For a major sporting event like the Olympics, it’s not just the athletes who have to be on their ‘A game’. Handling over 6000 samples in just 10 days, the anti-doping laboratory also needs to be running at ultra-peak performance.
Testosterone and other dopants can be detected using ultra-high resolution Orbitrap mass spectrometers, capable of screening for large numbers of drugs rapidly. By analysing the way molecules fragment, compound identities can be confirmed beyond reasonable doubt. Such instruments have become the gold standard for accurate mass analysis, and have been routinely used since 2004 to screen all incoming athlete samples for suspect compounds as well as specifically for banned peptide hormones, which increase the number of oxygen-carrying red blood cells. More recently, this technology has been used to test for substances like recombinant insulin, which slows down muscle degradation, and growth hormones that stimulate cell regeneration.
Laboratory information management systems (LIMS), such as Thermo Scientific SampleManager LIMS, are used to integrate the fleet of instruments required for testing, allowing processes to be automated and data to be stored in central repositories, like the Anti-Doping Administration & Management System(ADAMS). With athletes’ reputations on the line, such technology infrastructure maintains the highest levels of integrity and accountability while ensuring efficient access to data.

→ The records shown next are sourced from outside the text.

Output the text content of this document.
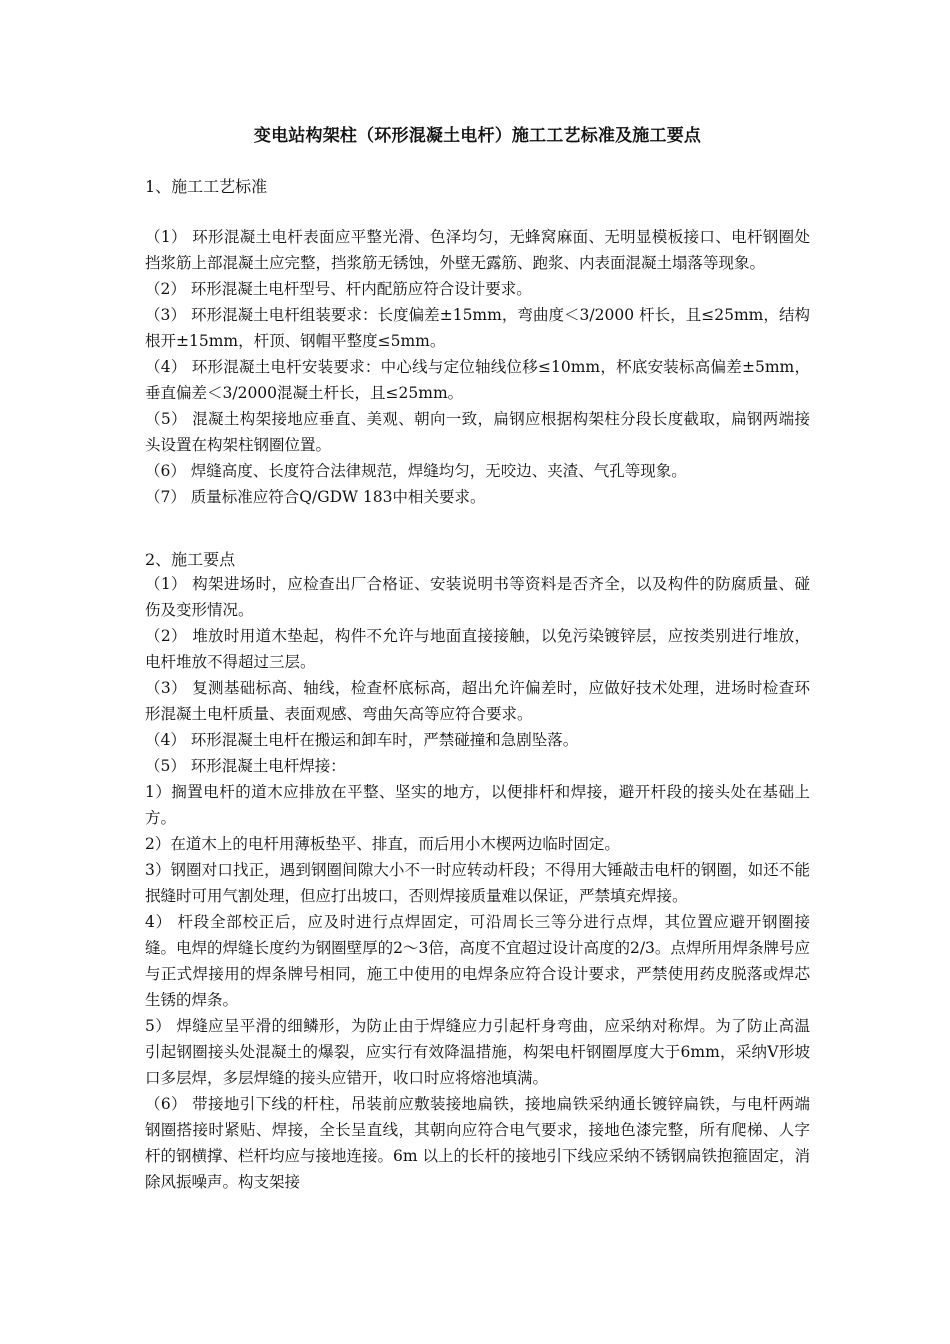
变电站构架柱（环形混凝土电杆）施工工艺标准及施工要点
1、施工工艺标准

（1） 环形混凝土电杆表面应平整光滑、色泽均匀，无蜂窝麻面、无明显模板接口、电杆钢圈处挡浆筋上部混凝土应完整，挡浆筋无锈蚀，外壁无露筋、跑浆、内表面混凝土塌落等现象。

（2） 环形混凝土电杆型号、杆内配筋应符合设计要求。

（3） 环形混凝土电杆组装要求：长度偏差±15mm，弯曲度＜3/2000 杆长，且≤25mm，结构根开±15mm，杆顶、钢帽平整度≤5mm。

（4） 环形混凝土电杆安装要求：中心线与定位轴线位移≤10mm，杯底安装标高偏差±5mm，垂直偏差＜3/2000混凝土杆长，且≤25mm。

（5） 混凝土构架接地应垂直、美观、朝向一致，扁钢应根据构架柱分段长度截取，扁钢两端接头设置在构架柱钢圈位置。

（6） 焊缝高度、长度符合法律规范，焊缝均匀，无咬边、夹渣、气孔等现象。

（7） 质量标准应符合Q/GDW 183中相关要求。

2、施工要点

（1） 构架进场时，应检查出厂合格证、安装说明书等资料是否齐全，以及构件的防腐质量、碰伤及变形情况。

（2） 堆放时用道木垫起，构件不允许与地面直接接触，以免污染镀锌层，应按类别进行堆放，电杆堆放不得超过三层。

（3） 复测基础标高、轴线，检查杯底标高，超出允许偏差时，应做好技术处理，进场时检查环形混凝土电杆质量、表面观感、弯曲矢高等应符合要求。

（4） 环形混凝土电杆在搬运和卸车时，严禁碰撞和急剧坠落。

（5） 环形混凝土电杆焊接：

1）搁置电杆的道木应排放在平整、坚实的地方，以便排杆和焊接，避开杆段的接头处在基础上方。

2）在道木上的电杆用薄板垫平、排直，而后用小木楔两边临时固定。

3）钢圈对口找正，遇到钢圈间隙大小不一时应转动杆段；不得用大锤敲击电杆的钢圈，如还不能抿缝时可用气割处理，但应打出坡口，否则焊接质量难以保证，严禁填充焊接。

4） 杆段全部校正后，应及时进行点焊固定，可沿周长三等分进行点焊，其位置应避开钢圈接缝。电焊的焊缝长度约为钢圈壁厚的2～3倍，高度不宜超过设计高度的2/3。点焊所用焊条牌号应与正式焊接用的焊条牌号相同，施工中使用的电焊条应符合设计要求，严禁使用药皮脱落或焊芯生锈的焊条。

5） 焊缝应呈平滑的细鳞形，为防止由于焊缝应力引起杆身弯曲，应采纳对称焊。为了防止高温引起钢圈接头处混凝土的爆裂，应实行有效降温措施，构架电杆钢圈厚度大于6mm，采纳V形坡口多层焊，多层焊缝的接头应错开，收口时应将熔池填满。

（6） 带接地引下线的杆柱，吊装前应敷装接地扁铁，接地扁铁采纳通长镀锌扁铁，与电杆两端钢圈搭接时紧贴、焊接，全长呈直线，其朝向应符合电气要求，接地色漆完整，所有爬梯、人字杆的钢横撑、栏杆均应与接地连接。6m 以上的长杆的接地引下线应采纳不锈钢扁铁抱箍固定，消除风振噪声。构支架接
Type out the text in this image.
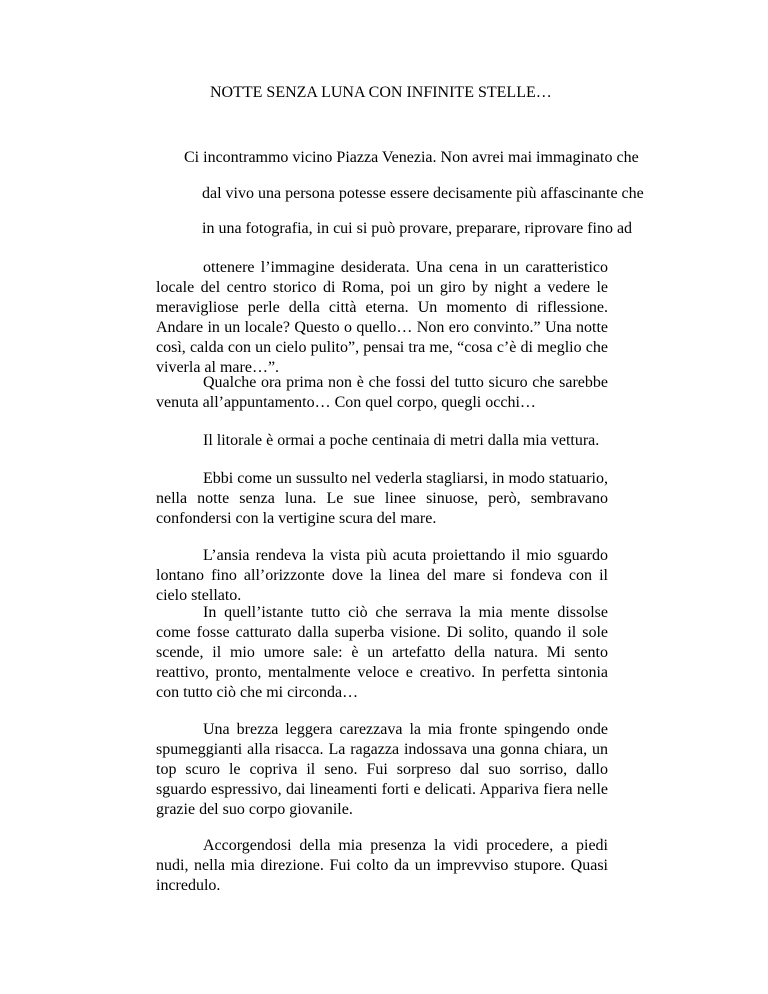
NOTTE SENZA LUNA CON INFINITE STELLE…

Ci incontrammo vicino Piazza Venezia. Non avrei mai immaginato che

dal vivo una persona potesse essere decisamente più affascinante che

in una fotografia, in cui si può provare, preparare, riprovare fino ad

ottenere l’immagine desiderata. Una cena in un caratteristico locale del centro storico di Roma, poi un giro by night a vedere le meravigliose perle della città eterna. Un momento di riflessione. Andare in un locale? Questo o quello… Non ero convinto.” Una notte così, calda con un cielo pulito”, pensai tra me, “cosa c’è di meglio che viverla al mare…”.

Qualche ora prima non è che fossi del tutto sicuro che sarebbe venuta all’appuntamento… Con quel corpo, quegli occhi…

Il litorale è ormai a poche centinaia di metri dalla mia vettura.

Ebbi come un sussulto nel vederla stagliarsi, in modo statuario, nella notte senza luna. Le sue linee sinuose, però, sembravano confondersi con la vertigine scura del mare.

L’ansia rendeva la vista più acuta proiettando il mio sguardo lontano fino all’orizzonte dove la linea del mare si fondeva con il cielo stellato.

In quell’istante tutto ciò che serrava la mia mente dissolse come fosse catturato dalla superba visione. Di solito, quando il sole scende, il mio umore sale: è un artefatto della natura. Mi sento reattivo, pronto, mentalmente veloce e creativo. In perfetta sintonia con tutto ciò che mi circonda…

Una brezza leggera carezzava la mia fronte spingendo onde spumeggianti alla risacca. La ragazza indossava una gonna chiara, un top scuro le copriva il seno. Fui sorpreso dal suo sorriso, dallo sguardo espressivo, dai lineamenti forti e delicati. Appariva fiera nelle grazie del suo corpo giovanile.

Accorgendosi della mia presenza la vidi procedere, a piedi nudi, nella mia direzione. Fui colto da un imprevviso stupore. Quasi incredulo.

Those using illegal methods will always try to be one step ahead of the authorities. It’s therefore essential that new ways of avoiding detection are dealt with quickly. Following lessons learned from the Sochi Winter Olympics, where sample-swapping is alleged to have taken place, human identification techniques traditionally used by forensic scientists are beginning to be used to match samples to athletes.
New strategies like the steroidal module of Athlete Biological Passports, introduced by WADA in 2014, monitor athletes’ physiological indicators over careers, making it easier to identify sudden biomarker fluctuations that may indicate use of performance-enhancing drugs.
With the enduring appeal that performance-enhancing drugs hold for some athletes, the problem of doping in sport is unlikely to disappear any time soon. But with best-in-class technology and the latest testing methods, anti-doping laboratories will remain at the forefront of the fight to ensure global sport remains fair.